Eram 12h30 de sexta-feira (30) quando o aposentado Fernando Passos, de 74 anos, se sentou em uma sala de cinema na Pompeia, em São Paulo, para assistir ao filme de Melania Trump, a primeira-dama americana.
“Gosto muito dela, porque ela é estilosa. Gosto daquele chapéu dela cobrindo os olhos nas celebrações, como nas posses. Acho que ela, como tudo em política, além de interessante, é meio hilária”, disse Passos.
Ele era a única pessoa presente naquela sala em um shopping. O horário ruim em um dia de semana, segundo ele, foi um dos principais motivos para a baixa procura pelo documentário “Melania”, lançado nesta sexta-feira (30) em todo o mundo.

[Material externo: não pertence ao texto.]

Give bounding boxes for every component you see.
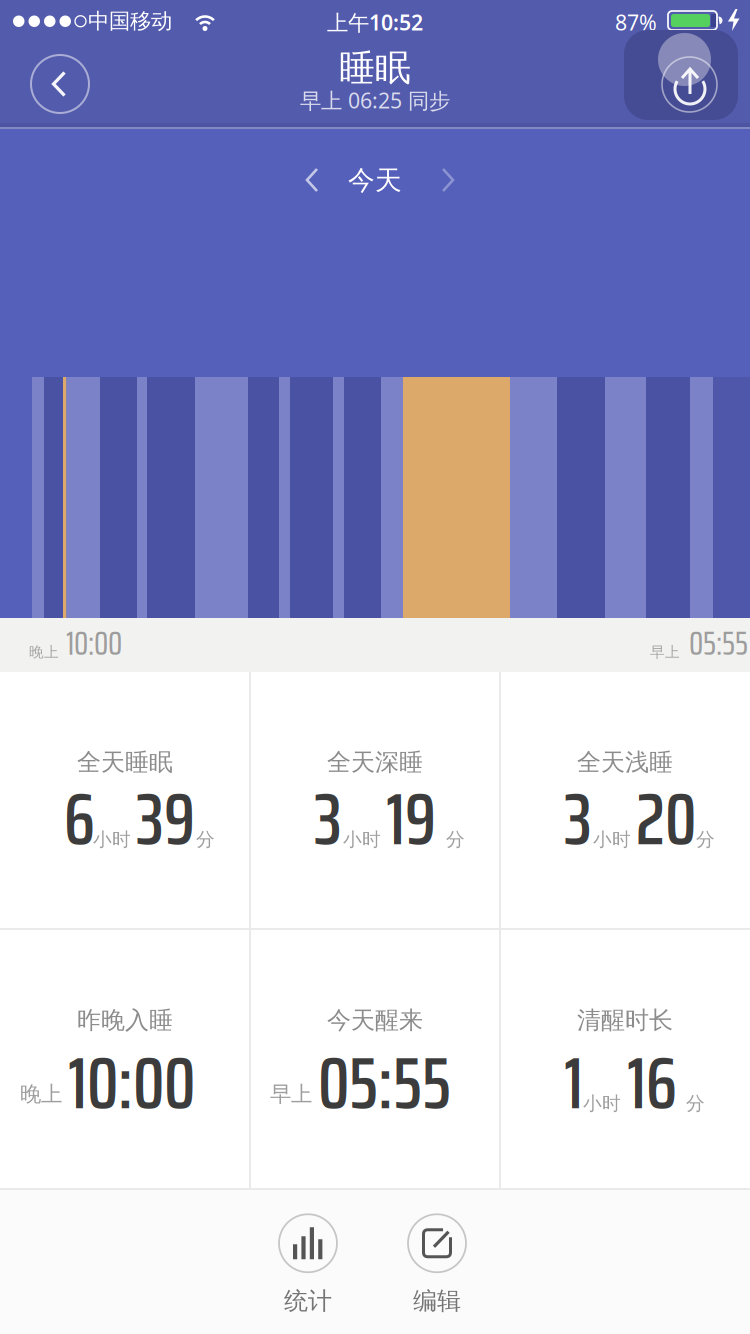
staticText: 分 bbox=[696, 828, 715, 851]
staticText: 10:00 bbox=[66, 617, 122, 670]
staticText: 小时 bbox=[593, 828, 631, 851]
staticText: 3 bbox=[564, 761, 592, 876]
staticText: 早上 06:25 同步 bbox=[300, 86, 450, 114]
staticText: 上午10:52 bbox=[327, 8, 423, 36]
staticText: 05:55 bbox=[689, 617, 748, 670]
staticText: 39 bbox=[136, 761, 195, 876]
staticText: 晚上 bbox=[29, 643, 59, 661]
staticText: 小时 bbox=[93, 828, 131, 851]
button[interactable]: Previous day bbox=[294, 157, 332, 203]
staticText: 3 bbox=[314, 761, 342, 876]
staticText: 晚上 bbox=[20, 1081, 62, 1107]
staticText: 清醒时长 bbox=[577, 1006, 673, 1035]
staticText: 6 bbox=[64, 761, 95, 876]
staticText: 今天 bbox=[348, 164, 402, 197]
staticText: 10:00 bbox=[68, 1025, 195, 1140]
staticText: 睡眠 bbox=[339, 46, 411, 90]
staticText: 中国移动 bbox=[88, 8, 172, 34]
staticText: 20 bbox=[636, 761, 696, 876]
staticText: 全天深睡 bbox=[327, 748, 423, 777]
staticText: 16 bbox=[627, 1025, 677, 1140]
staticText: 05:55 bbox=[318, 1025, 451, 1140]
staticText: 小时 bbox=[583, 1092, 621, 1115]
staticText: 分 bbox=[686, 1092, 705, 1115]
button[interactable]: 统计 bbox=[258, 1213, 358, 1317]
staticText: 编辑 bbox=[413, 1286, 461, 1316]
staticText: 早上 bbox=[650, 643, 680, 661]
staticText: 分 bbox=[196, 828, 215, 851]
staticText: 统计 bbox=[284, 1286, 332, 1316]
staticText: 分 bbox=[446, 828, 465, 851]
button[interactable]: Next day bbox=[428, 157, 466, 203]
staticText: 全天浅睡 bbox=[577, 748, 673, 777]
button[interactable]: Share bbox=[624, 30, 738, 120]
staticText: 昨晚入睡 bbox=[77, 1006, 173, 1035]
staticText: 今天醒来 bbox=[327, 1006, 423, 1035]
staticText: 19 bbox=[386, 761, 436, 876]
button[interactable]: 编辑 bbox=[387, 1213, 487, 1317]
staticText: 1 bbox=[564, 1025, 583, 1140]
button[interactable]: Back bbox=[31, 55, 89, 113]
staticText: 全天睡眠 bbox=[77, 748, 173, 777]
staticText: 87% bbox=[615, 8, 657, 36]
staticText: 小时 bbox=[343, 828, 381, 851]
staticText: 早上 bbox=[270, 1081, 312, 1107]
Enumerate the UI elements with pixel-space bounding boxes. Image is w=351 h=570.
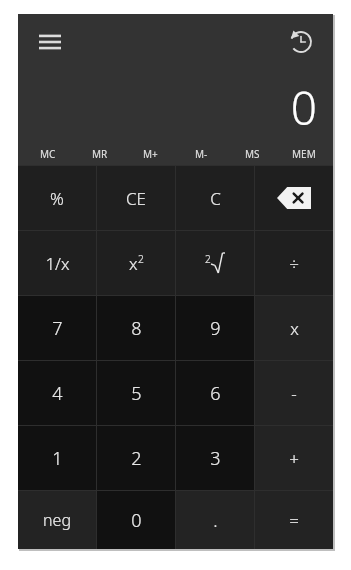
button[interactable]: 1/x: [18, 231, 96, 295]
button[interactable]: %: [18, 166, 96, 230]
button[interactable]: 0: [97, 491, 175, 549]
staticText: 9: [210, 316, 221, 341]
staticText: M-: [195, 147, 208, 161]
button[interactable]: 1: [18, 426, 96, 490]
staticText: 2: [138, 252, 144, 266]
button[interactable]: Menu: [28, 20, 72, 64]
button[interactable]: +: [255, 426, 333, 490]
button[interactable]: 5: [97, 361, 175, 425]
staticText: M+: [143, 147, 158, 161]
staticText: MC: [40, 147, 56, 161]
button[interactable]: Backspace: [255, 166, 333, 230]
button[interactable]: -: [255, 361, 333, 425]
button[interactable]: M+: [125, 143, 176, 165]
button[interactable]: CE: [97, 166, 175, 230]
staticText: 2: [205, 252, 211, 266]
staticText: 8: [131, 316, 142, 341]
staticText: .: [213, 508, 218, 533]
button[interactable]: MEM: [278, 143, 329, 165]
staticText: 5: [131, 381, 142, 406]
button[interactable]: 2: [97, 426, 175, 490]
staticText: x: [129, 252, 138, 275]
staticText: ÷: [289, 252, 299, 275]
staticText: 7: [52, 316, 63, 341]
staticText: neg: [43, 509, 71, 531]
button[interactable]: neg: [18, 491, 96, 549]
staticText: MR: [92, 147, 108, 161]
staticText: 2: [131, 446, 142, 471]
staticText: x: [290, 317, 299, 340]
staticText: 3: [210, 446, 221, 471]
button[interactable]: =: [255, 491, 333, 549]
staticText: 4: [52, 381, 63, 406]
staticText: MEM: [292, 147, 316, 161]
button[interactable]: Square root: [176, 231, 254, 295]
button[interactable]: 8: [97, 296, 175, 360]
staticText: 0: [131, 508, 142, 533]
staticText: +: [289, 447, 299, 470]
button[interactable]: x: [255, 296, 333, 360]
button[interactable]: 4: [18, 361, 96, 425]
button[interactable]: MR: [74, 143, 125, 165]
button[interactable]: History: [279, 20, 323, 64]
staticText: 1/x: [45, 252, 70, 275]
staticText: 1: [52, 446, 63, 471]
staticText: C: [210, 187, 221, 210]
staticText: =: [289, 509, 299, 532]
staticText: MS: [245, 147, 260, 161]
button[interactable]: 7: [18, 296, 96, 360]
button[interactable]: M-: [176, 143, 227, 165]
staticText: %: [50, 187, 64, 210]
button[interactable]: .: [176, 491, 254, 549]
button[interactable]: MS: [227, 143, 278, 165]
staticText: 6: [210, 381, 221, 406]
button[interactable]: ÷: [255, 231, 333, 295]
button[interactable]: MC: [22, 143, 74, 165]
button[interactable]: x: [97, 231, 175, 295]
staticText: CE: [126, 187, 146, 210]
staticText: -: [291, 382, 297, 405]
button[interactable]: 3: [176, 426, 254, 490]
button[interactable]: C: [176, 166, 254, 230]
button[interactable]: 9: [176, 296, 254, 360]
staticText: 0: [290, 76, 317, 139]
button[interactable]: 6: [176, 361, 254, 425]
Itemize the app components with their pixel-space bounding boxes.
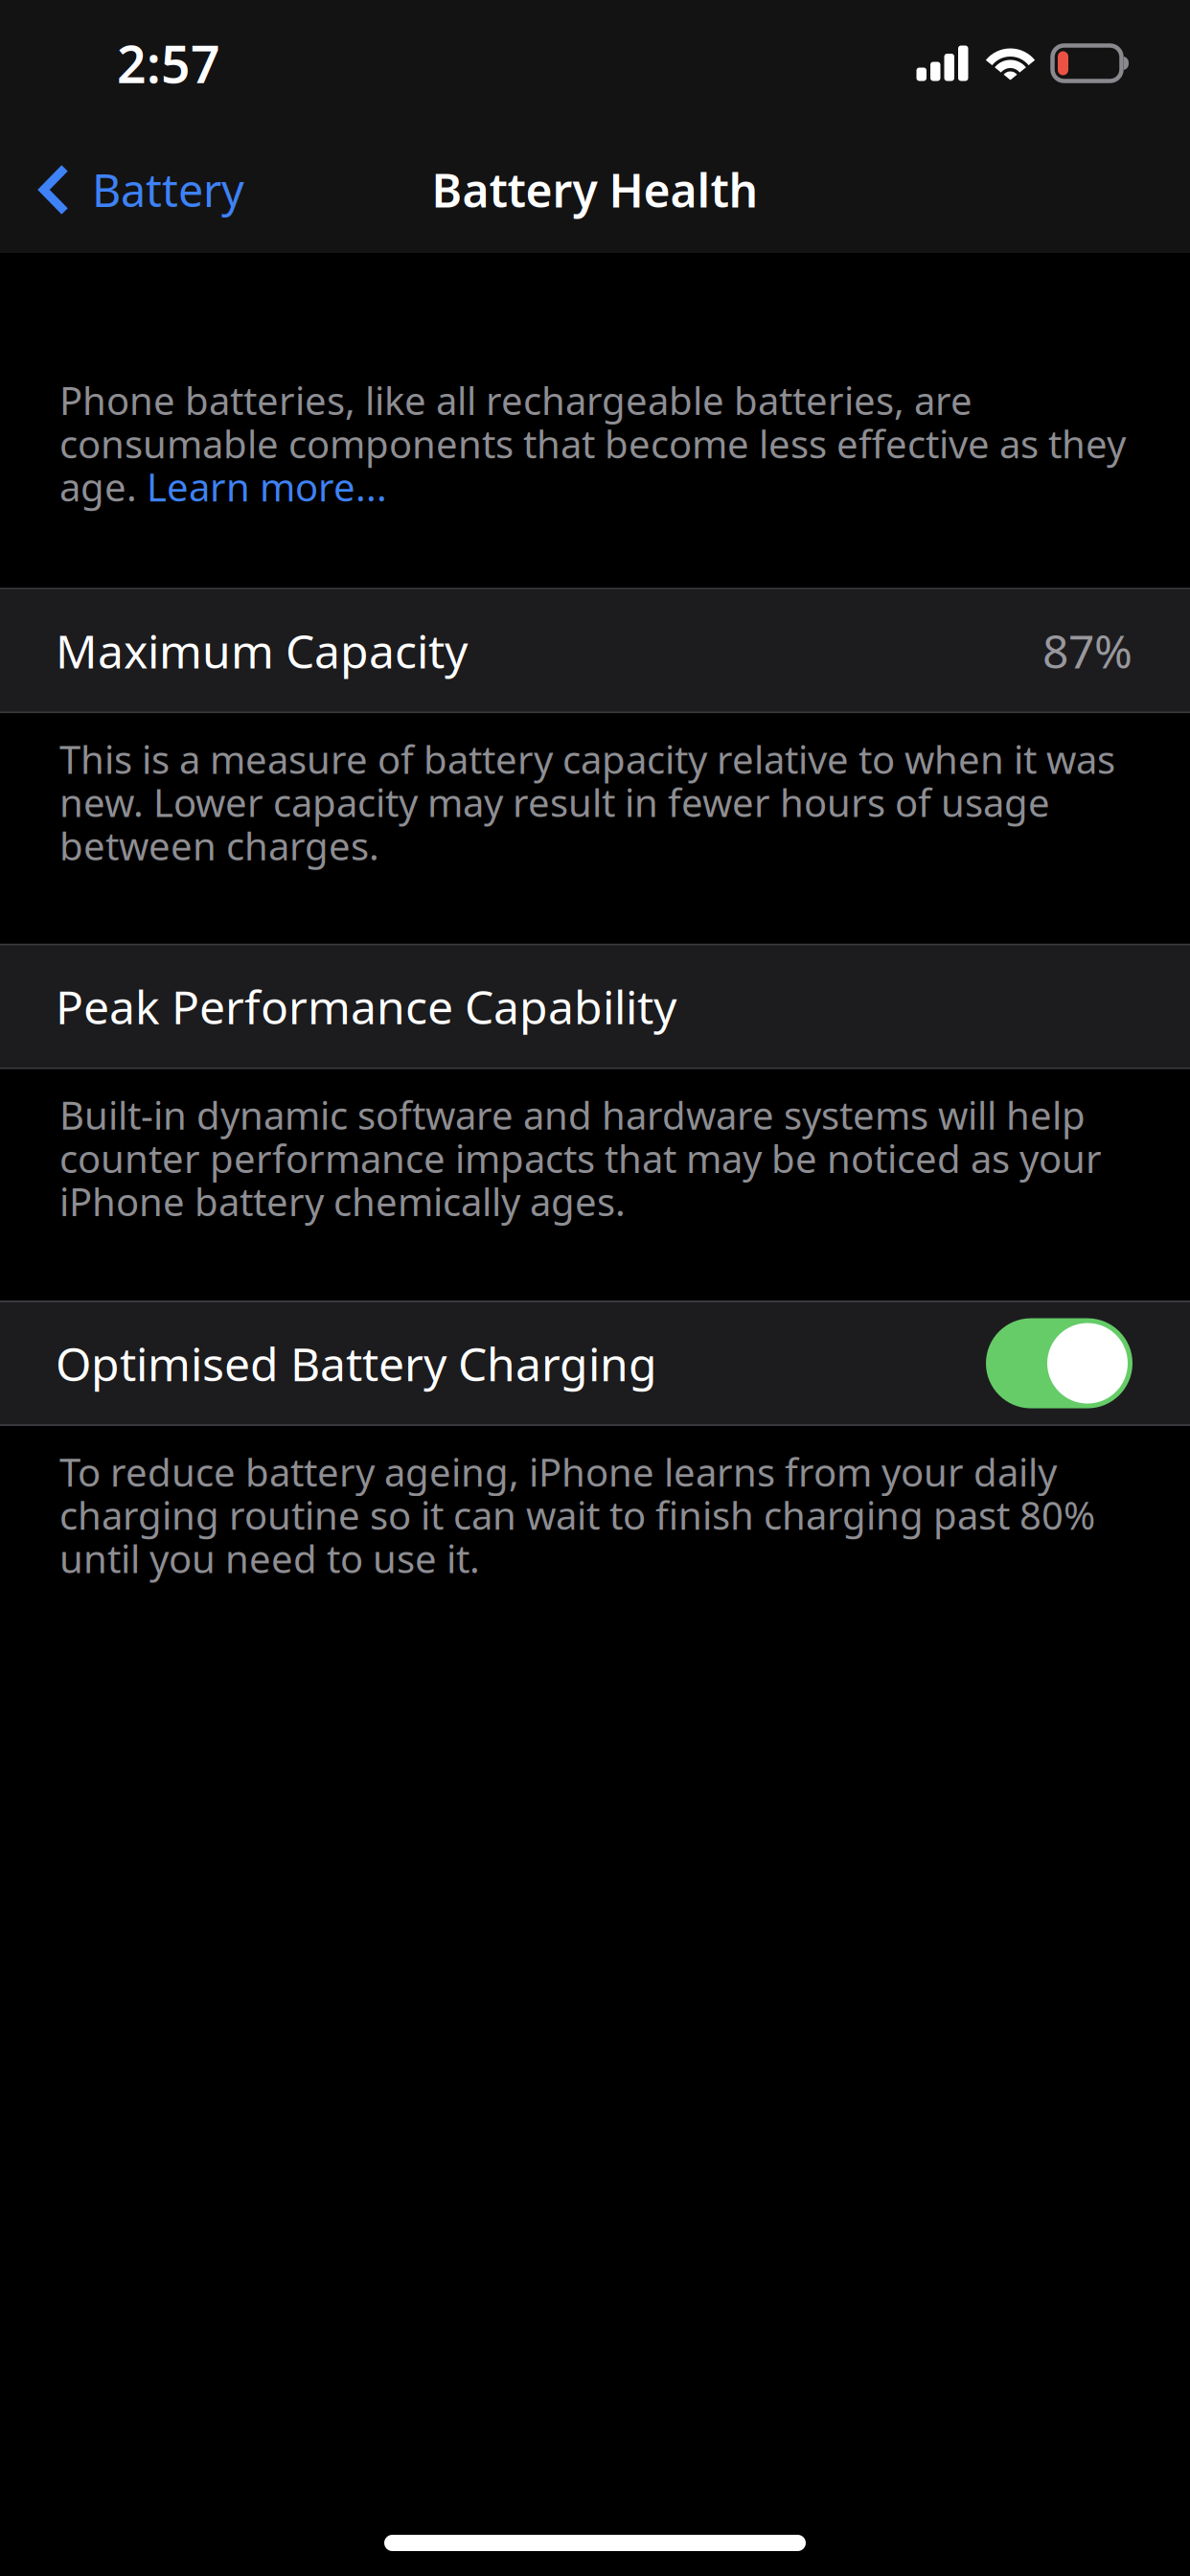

“Quem vem ao cinema nesse horário em dia de semana, além de aposentados como eu?”, questiona.
Passos se declara apoiador do presidente americano Donald Trump. “Ele é um negociador, é um ‘businessman’, ele tem feito sempre coisas muito positivas”, avalia.
O aposentado diz que por muitas décadas pertenceu à esquerda para defender pautas minoritárias, mas argumenta que ficou decepcionado com as primeiras gestões do presidente Lula (PT) e hoje se define como conservador.
“Hoje em dia tenho uma outra visão sobre política. A esquerda tem muitas falácias em suas promessas, teve muita corrupção no governo Lula e, por isso, mudei a minha visão”, comenta Passos.
Ao final do documentário, ele disse ter ficado encantado com a postura de Melania. “Foi um filmaço”, resumiu.